Lesson: A perfect small-scale speedup says nothing about the ceiling. Measure $s$, compute $1/s$, and decide whether the right answer is fewer machines or a bigger problem.

6. What the Laws Leave Out Advanced

Both laws are deliberately simple, and their simplicity hides assumptions worth naming so you do not over-trust the numbers. They model the parallel part as perfectly divisible and the workers as identical, so they ignore load imbalance and stragglers, the slow worker that holds up the barrier; Chapter 2 takes those up as coordination problems. They treat communication as either fully serial or fully parallel, when in practice good systems overlap it with computation so part of $T_{\text{comm}}$ hides behind $T_{\text{comp}}$; that overlap effectively lowers $s$ and is a major theme of later parallel-training chapters. And they say nothing about whether more workers change the statistical quality of the result, which for SGD with very large batches absolutely happens. The laws bound the speedup of the computation; they do not promise that a faster computation reaches the same accuracy.

Those caveats do not weaken the laws; they tell you where to point your engineering. Amdahl says find and shrink the serial fraction. Gustafson says grow the problem to keep the workers fed. The richer models that account for overlap, imbalance, and the full alpha-beta structure of communication are the subject of the rest of this chapter, and they all reduce, in the limit, to these two formulas.
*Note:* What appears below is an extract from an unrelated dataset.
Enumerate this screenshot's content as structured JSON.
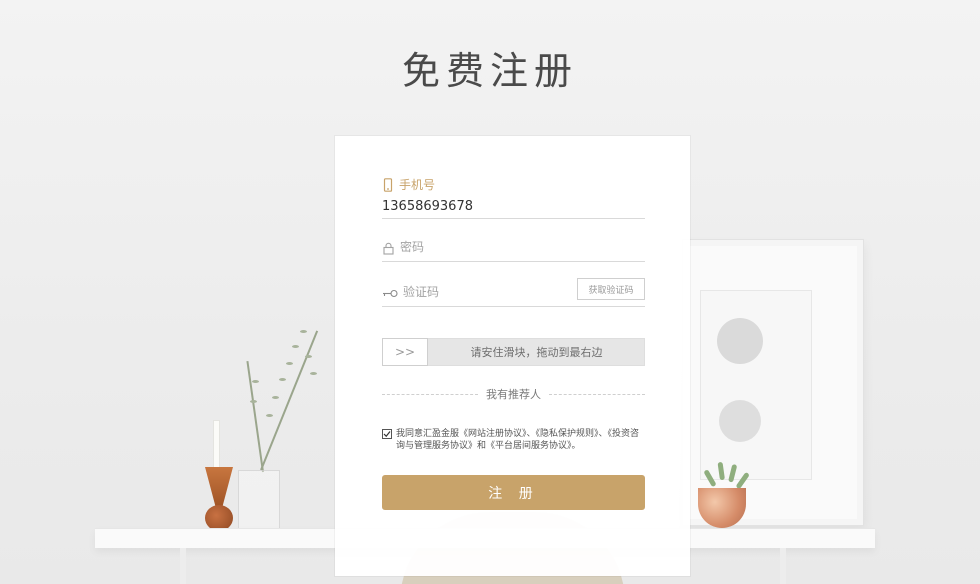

With the speedup ceiling now expressed in terms of a serial fraction, the next section refines the accounting by separating the parallel work itself into how much there is and how long its longest dependency chain runs, the work-and-depth view that Section 3.6 develops.

Exercise 3.5.1: Where the Two Laws Cross Conceptual

Using $S_{\text{Amdahl}}(K) = 1/(s + (1-s)/K)$ and $S_{\text{Gustafson}}(K) = K - s(K-1)$, explain in words why the two speedups are equal at $K=1$ for any $s$, and why Gustafson is at or above Amdahl for every $K \ge 1$. Then argue, without algebra, what it would mean physically if a real benchmark reported a speedup above its Gustafson line: which assumption of the model must have been violated, and name one mechanism (hint: think about caches or memory per worker) that produces such super-linear speedup in practice.

Exercise 3.5.2: Profile, Predict, Decide Analysis

A profiled training step spends 240 ms in compute and 60 ms in the gradient all-reduce on a single 8-GPU node, and you observe that communication time stays roughly constant as you add nodes while compute time scales down with the number of GPUs. Compute the serial fraction $s$ and the Amdahl ceiling $1/s$ for this fixed model. Estimate the speedup at 8, 64, and 512 GPUs, and state the smallest GPU count that already reaches 90 percent of the ceiling. Then describe the single change to either compute or communication that would most raise the ceiling, and justify it from the formula for $s$ in Section 3.

Exercise 3.5.3: Make the Plot Coding

Extend Code 3.5.1 so that, instead of a fixed serial fraction, $s$ grows with the worker count to model a fixed communication cost over a shrinking compute share: set $T_{\text{comm}} = 20$ ms constant and $T_{\text{comp}} = 1800/K$ ms, then compute $s(K) = T_{\text{comm}}/(T_{\text{comp}} + T_{\text{comm}})$ and feed it into Amdahl's formula. Tabulate the resulting speedup for $K \in \{1, 8, 64, 256, 1024\}$ and identify the worker count at which adding more GPUs first makes the step slower in wall-clock terms rather than faster. Explain why this "effective" Amdahl curve can actually turn over and decline, something the fixed-$s$ curve never does.